My 1980 4440 only has one hydraulic filter.


I thought ours was one of the oldest ones made! It's a powershift, so maybe that has something to do with it having the 2 long hydraulic/trans filters. I think with only one hydraulic filter a 40 series on up JD will still return oil from the SCV into the charge pump circuit to the main pump/oil cooler in front. If not, you need one of the filter covers that have an inlet tapped into it to return your flow from a loader valve or hydraulic motor etc. At any rate, you need to avoid dumping your high volume retun oil into the tranmission sump because the charge/transmission pump is only something like 9-10 gpm on a quad range and maybe 12-15 on a power shift, WHEN they're in good conditon and the filters are clean! Old ones with a lot of wear won't do that and if you also have some high pressure leaks to return in the SCV's, rockshaft etc, you can exceed the capacity of the charge pump pretty quickly while running a hydraulic motor or at least make any additonal function you need operate move really slowly.

But the main thing is the oil that the charge/transmission pump is pushing forward is mostly going into the front pump and out as high pressure flow and very little is going on into the oil cooler before returning to the transmission sump.

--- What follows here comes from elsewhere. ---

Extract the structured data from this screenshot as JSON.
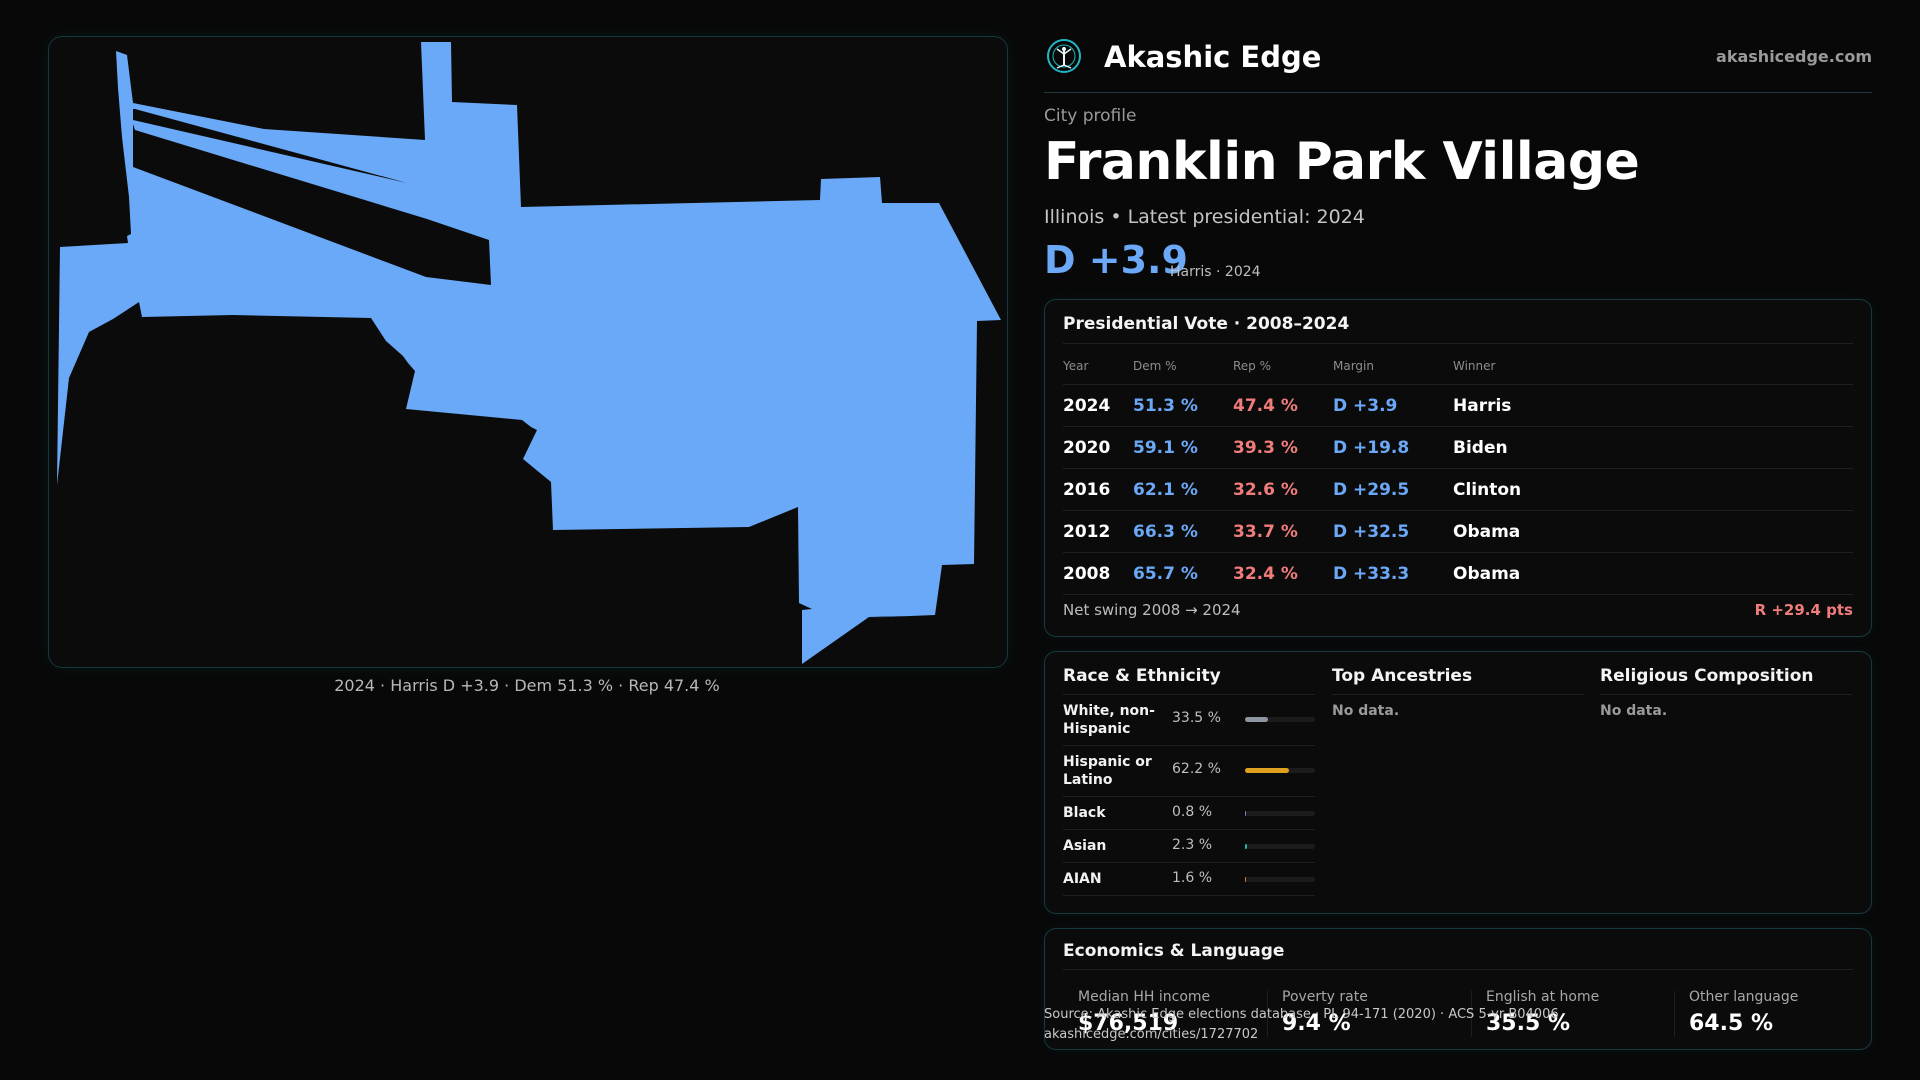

Leaks and hydraulic motors never stop like other "normal" hydraulic functions, so the heat builds up worse when you have either or both.

A case drain line is plumbed into the seal area of a hydraulic pump sort of like the little plastic line JD puts on their front high pressure piston pumps. It drains the leakage that gets past the main seal of the pump and keeps it from building up pressure and pushing out past the shaft seal you can see on the outside of the pump. Our vacuum planter doesn't have one and we never knew not to shut off the pump by returning the lever to the middle for a year or two after we got it. It has done just fine so far, but now we're better educated and do it right.